La voie de l’appel doit permettre un nouvel examen au fond par la juridiction d’appel, laquelle ne peut se borner à rechercher les erreurs du juge précédent et à critiquer le jugement de ce dernier, mais doit tenir ses propres débats et prendre sa décision sous sa responsabilité et selon sa libre conviction, qui doit reposer sur le dossier et sa propre administration des preuves. L’appel tend à la répétition de l’examen des faits et au prononcé d’un nouveau jugement (TF 6B_238/2020 du 14 décembre 2020 consid. 3.2 ; TF 6B_481/2020 du 17 juillet 2020 consid. 1.2 ; TF 6B_952/2019 du 11 décembre 2019 consid. 2.1).

3.1 A titre de mesures d’instruction, l’appelant a requis l’audition de trois témoins, à savoir ses parents et son curateur, afin de renseigner la Cour de céans sur sa situation personnelle et son évolution. En effet, A.L.________ se prévaut de liens familiaux fragiles et d’un soutien inexistant de ses parents, expliquant que ces derniers auraient démissionné et délégué son éducation à la justice pénale.

3.2 L’immédiateté des preuves ne s’impose pas en instance d’appel. Si la juridiction d’appel jouit d’un plein pouvoir d’examen sur tous les points attaqués du jugement (art. 398 al. 2 CPP), la procédure se fonde néanmoins sur les preuves administrées pendant la procédure préliminaire et la procédure de première instance (art. 389 al. 1 CPP). Selon l’art. 389 al. 2 CPP, l’administration des preuves du tribunal de première instance n’est répétée que si les dispositions en matière de preuves ont été enfreintes (let. a), si l’administration des preuves était incomplète (let. b) ou si les pièces relatives à l’administration des preuves ne semblent pas fiables (let. c).
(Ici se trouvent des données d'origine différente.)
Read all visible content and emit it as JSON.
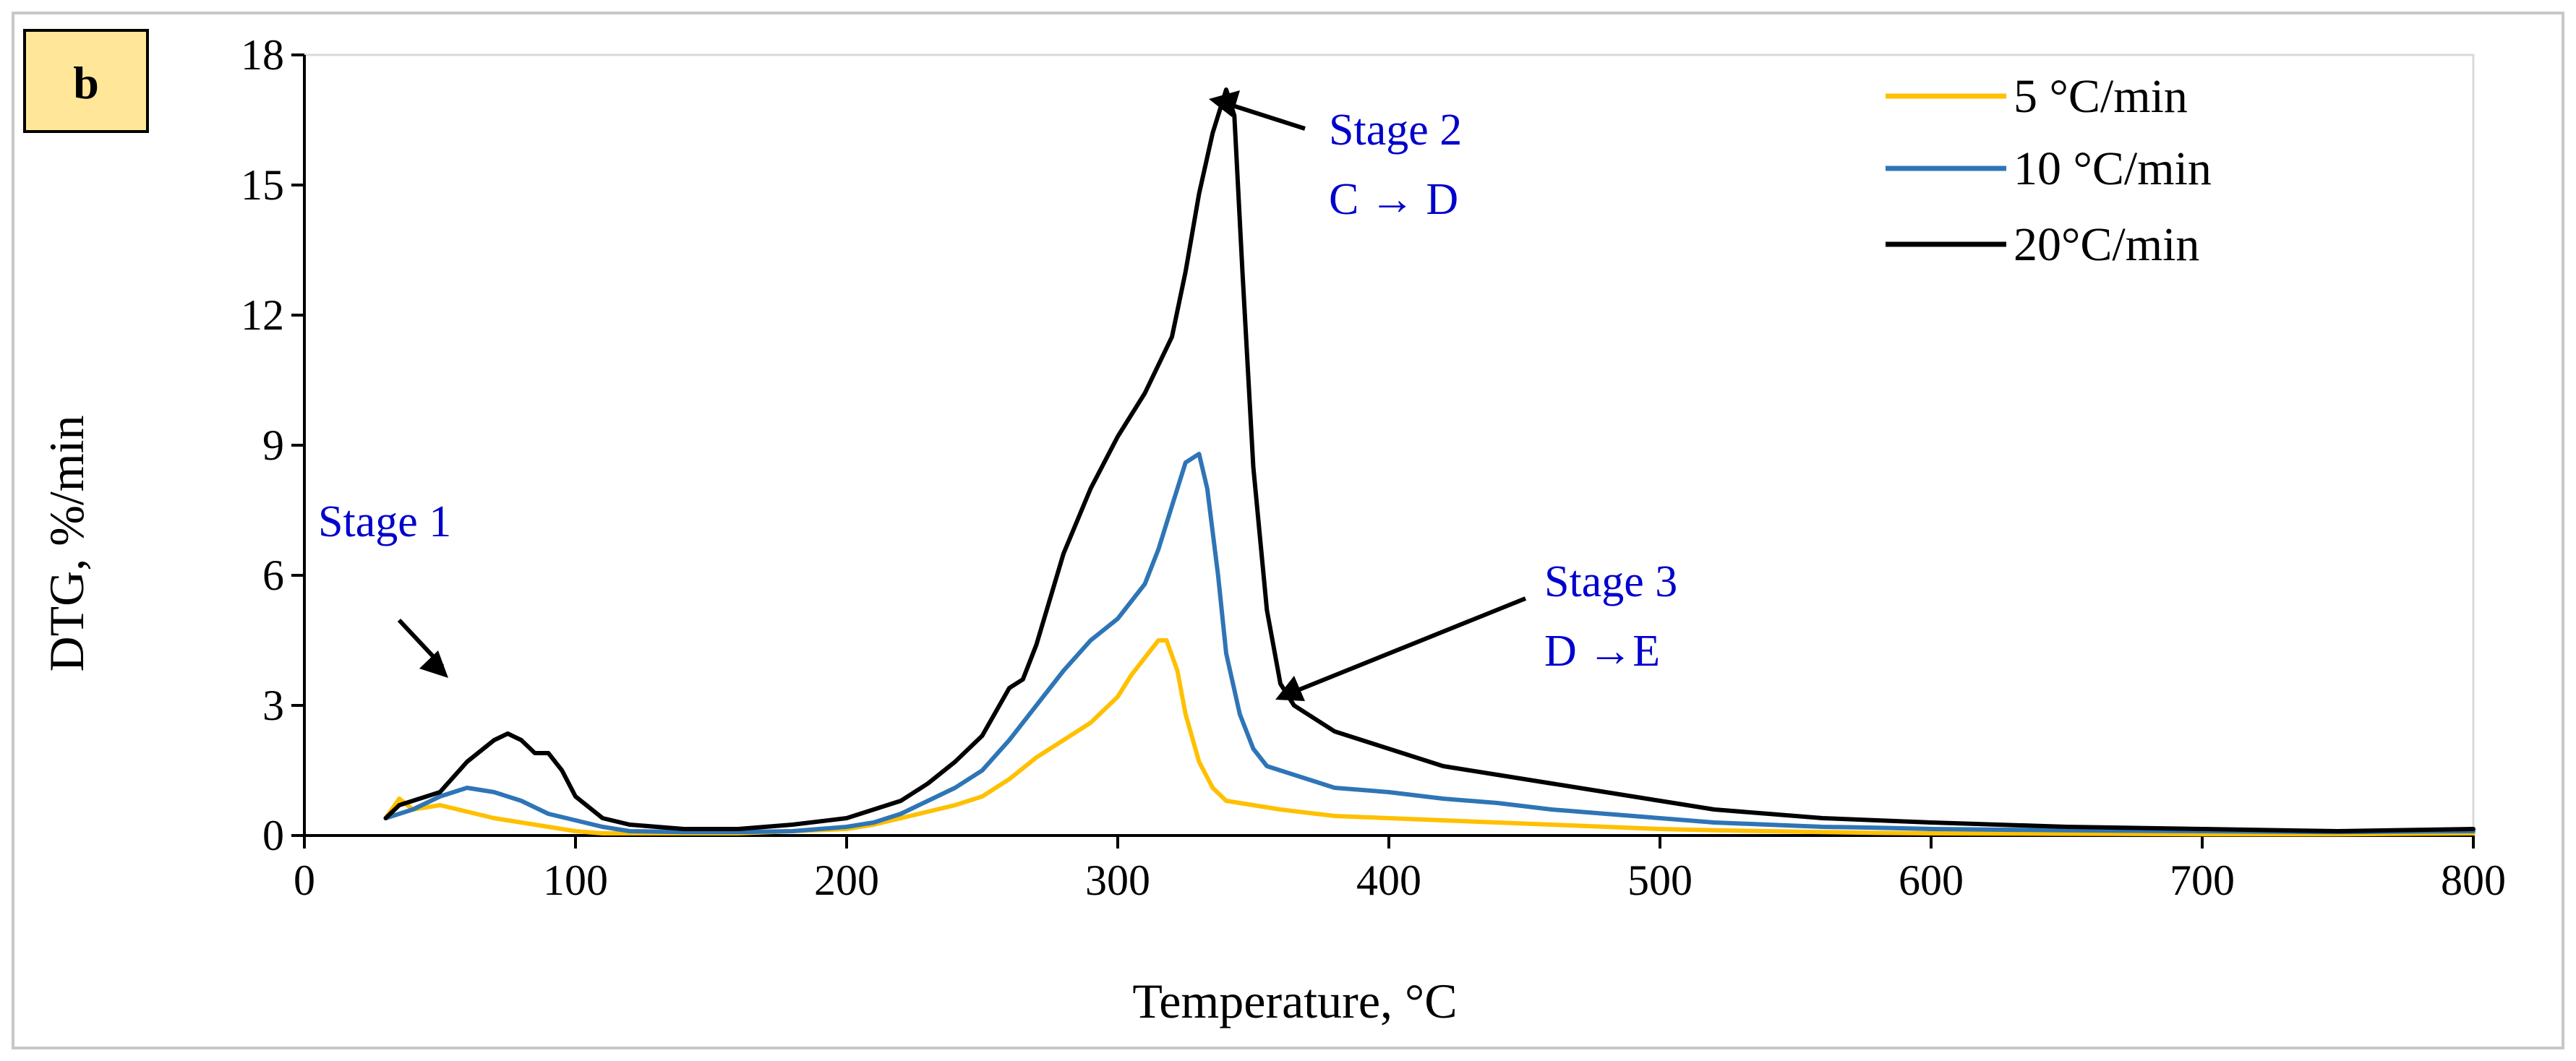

L’art. 389 al. 3 CPP règle les preuves complémentaires. Ainsi, la juridiction d’appel administre, d’office ou à la demande d’une partie, les preuves complémentaires nécessaires au traitement de l’appel. Conformément à l’art. 139 al. 2 CPP, il n’y a pas lieu d’administrer des preuves sur des faits non pertinents, notoires, connus de l’autorité ou déjà suffisamment prouvés. Cette disposition codifie, pour la procédure pénale, la règle jurisprudentielle déduite de l’art. 29 al. 2 Cst. (Constitution fédérale de la Confédération suisse du 18 avril 1999 ; RS 101) en matière d’appréciation anticipée des preuves (TF 6B_999/2019 du 6 novembre 2019 consid. 2.2 et réf. citées). Le magistrat peut ainsi refuser des preuves nouvelles, lorsqu’une administration anticipée de ces preuves démontre qu’elles ne seront pas de nature à modifier le résultat de celles déjà administrées (ATF 136 I 229 consid. 5.3). Ce refus d’instruire ne viole le droit d’être entendu des parties et l’art. 389 al. 3 CPP que si l’appréciation anticipée de la pertinence du moyen de preuve offert est entachée d’arbitraire (ATF 144 II 427 consid. 3.1.3 ; ATF 141 I 60 consid. 3.3).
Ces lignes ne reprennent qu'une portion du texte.